In order to make the workflow continuous and efficient, experienced traders use trading robots. They are programs written mostly in the MQL programming language. They allow automatic execution of transaction and orders in accordance with the algorithms embedded in them.

Principles of using Automatic Advisors

Almost any strategy can be automated with the help of stock trading advisors. Only a number of conditions are required to make a high-quality result:

·   The system should be based on indicators and their value, technical analysis figures or candlestick patterns, as well as any other sources of signals for which price changes represent the data source.

·   There are interpretation mechanisms that do not allow double interpretation of the information received. In the most primitive version, this means that the indicator signal unambiguously indicates the direction of further price movement. The decision to enter the market is made only on the basis of these data.

A price chart is just a visual representation of price changes over time. Thus, it is not difficult to create detection mechanisms for candlestick patterns, reversal patterns, channels, support and resistance levels. All indicators built into the trading terminal also calculate indicator values, starting only from the prices of the instruments being traded. Therefore, the task of the coder is to create such an algorithm that will take into account significant changes in prices, and on their basis make a decision to open a position, change its key parameters and complete the transaction.

Risks Associated with Automated Trading

There are quite large risks of losing the invested funds when using robots.
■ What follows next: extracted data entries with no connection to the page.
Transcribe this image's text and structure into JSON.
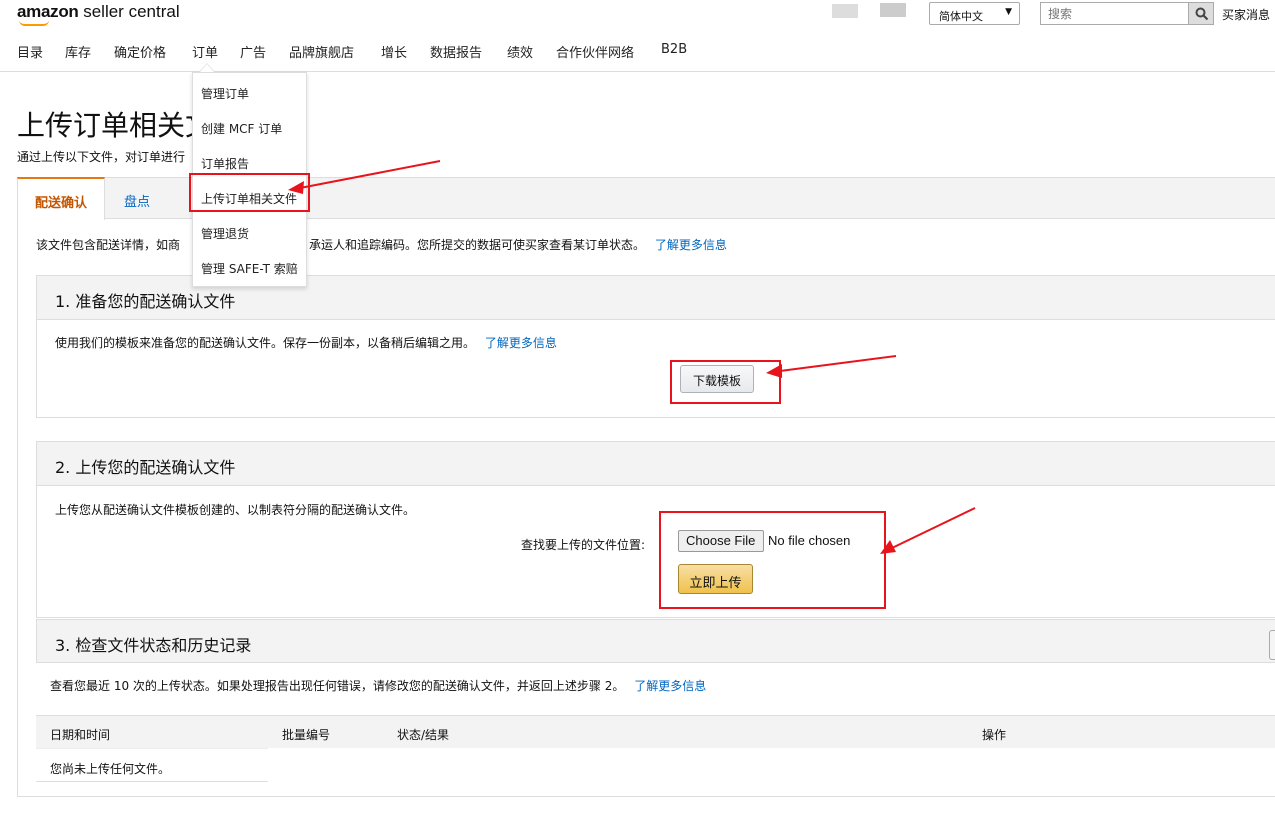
{
  "header": {
    "logo_bold": "amazon",
    "logo_light": " seller central",
    "language": "简体中文",
    "search_placeholder": "搜索",
    "buyer_messages": "买家消息 |"
  },
  "nav": {
    "items": [
      "目录",
      "库存",
      "确定价格",
      "订单",
      "广告",
      "品牌旗舰店",
      "增长",
      "数据报告",
      "绩效",
      "合作伙伴网络",
      "B2B"
    ]
  },
  "dropdown": {
    "items": [
      "管理订单",
      "创建 MCF 订单",
      "订单报告",
      "上传订单相关文件",
      "管理退货",
      "管理 SAFE-T 索赔"
    ]
  },
  "page": {
    "title": "上传订单相关文件",
    "subtitle": "通过上传以下文件，对订单进行"
  },
  "tabs": {
    "items": [
      "配送确认",
      "盘点"
    ]
  },
  "description": {
    "pre": "该文件包含配送详情，如商",
    "post": "承运人和追踪编码。您所提交的数据可使买家查看某订单状态。",
    "link": "了解更多信息"
  },
  "section1": {
    "title": "1. 准备您的配送确认文件",
    "text": "使用我们的模板来准备您的配送确认文件。保存一份副本，以备稍后编辑之用。",
    "link": "了解更多信息",
    "button": "下载模板"
  },
  "section2": {
    "title": "2. 上传您的配送确认文件",
    "text": "上传您从配送确认文件模板创建的、以制表符分隔的配送确认文件。",
    "file_label": "查找要上传的文件位置:",
    "choose_file": "Choose File",
    "no_file": "No file chosen",
    "upload_button": "立即上传"
  },
  "section3": {
    "title": "3. 检查文件状态和历史记录",
    "text": "查看您最近 10 次的上传状态。如果处理报告出现任何错误，请修改您的配送确认文件，并返回上述步骤 2。",
    "link": "了解更多信息",
    "columns": [
      "日期和时间",
      "批量编号",
      "状态/结果",
      "操作"
    ],
    "empty_row": "您尚未上传任何文件。"
  },
  "colors": {
    "annotation_red": "#e8141c",
    "active_tab": "#c45500",
    "link": "#0066c0",
    "upload_button": "#f0c14b"
  }
}
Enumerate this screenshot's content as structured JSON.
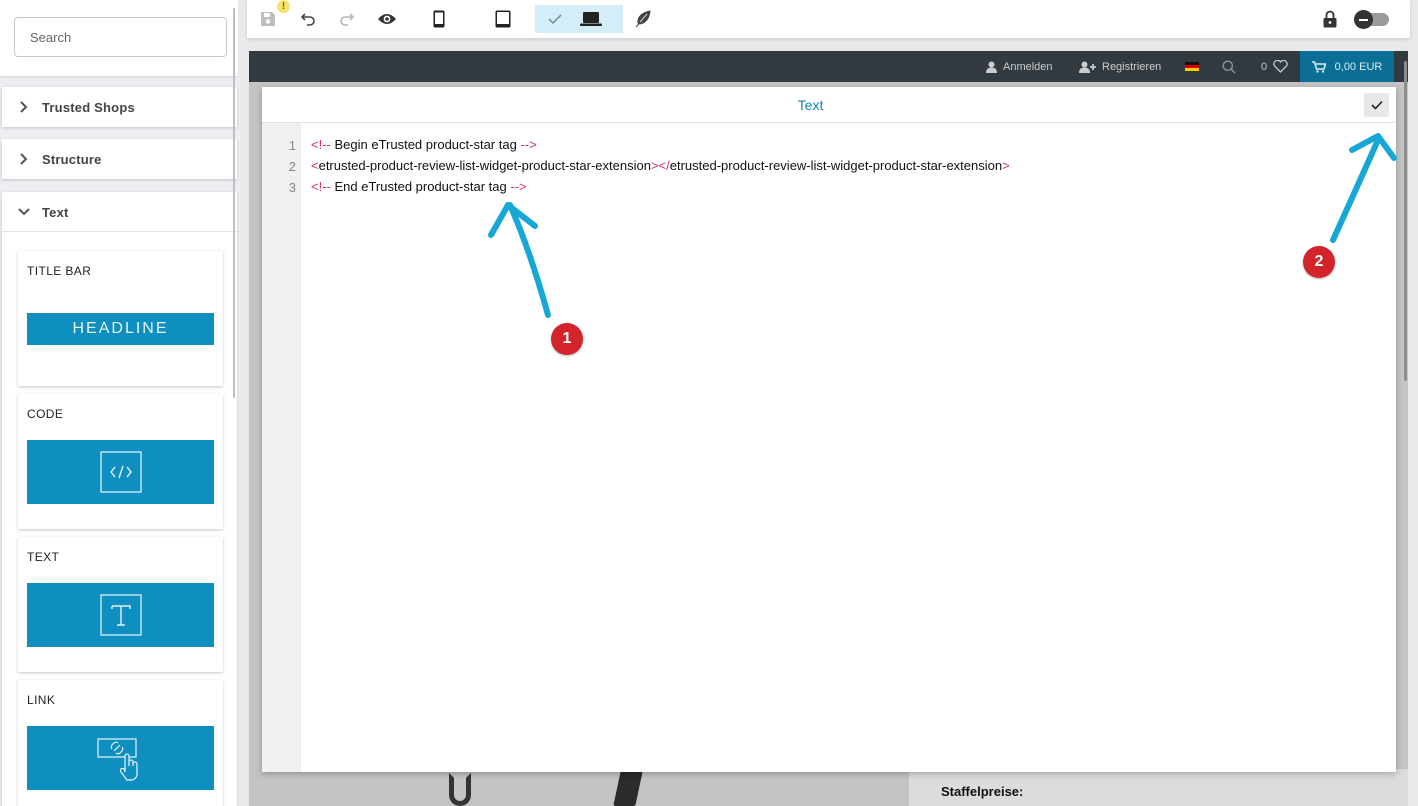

The size of the received profit is not always sufficient to compensate for the losses. Stock market trading robots are programs that work according to the established algorithms. If the analysis method used in them turns out to be not of sufficient quality, then the amount of funds on the trader’s balance sheet will steadily decrease.

Over time, even the best trading robots stop making a profit. This happens due to a number of reasons:

·   The market is constantly changing. The patterns found earlier lose their relevance, the algorithms used in advisors become obsolete. It does not make sense to work effectively with the settings recommended by the developers since the amount of profit decreases or becomes negative.

·   The terms of trade for the chosen stock may change. It may be the value of the spread, the allowable distance to stop orders, the time of the actual order execution.

·   A change in the currency pair being traded. It is an increase in intraday volatility, the emergence of a large number of gaps, a decrease or increase in the activity of the main players during the sessions.

The best way out of this situation would be to select the most optimal correlation of the expert adviser settings or search for its new, more relevant version, capable of showing stable results in the current market conditions.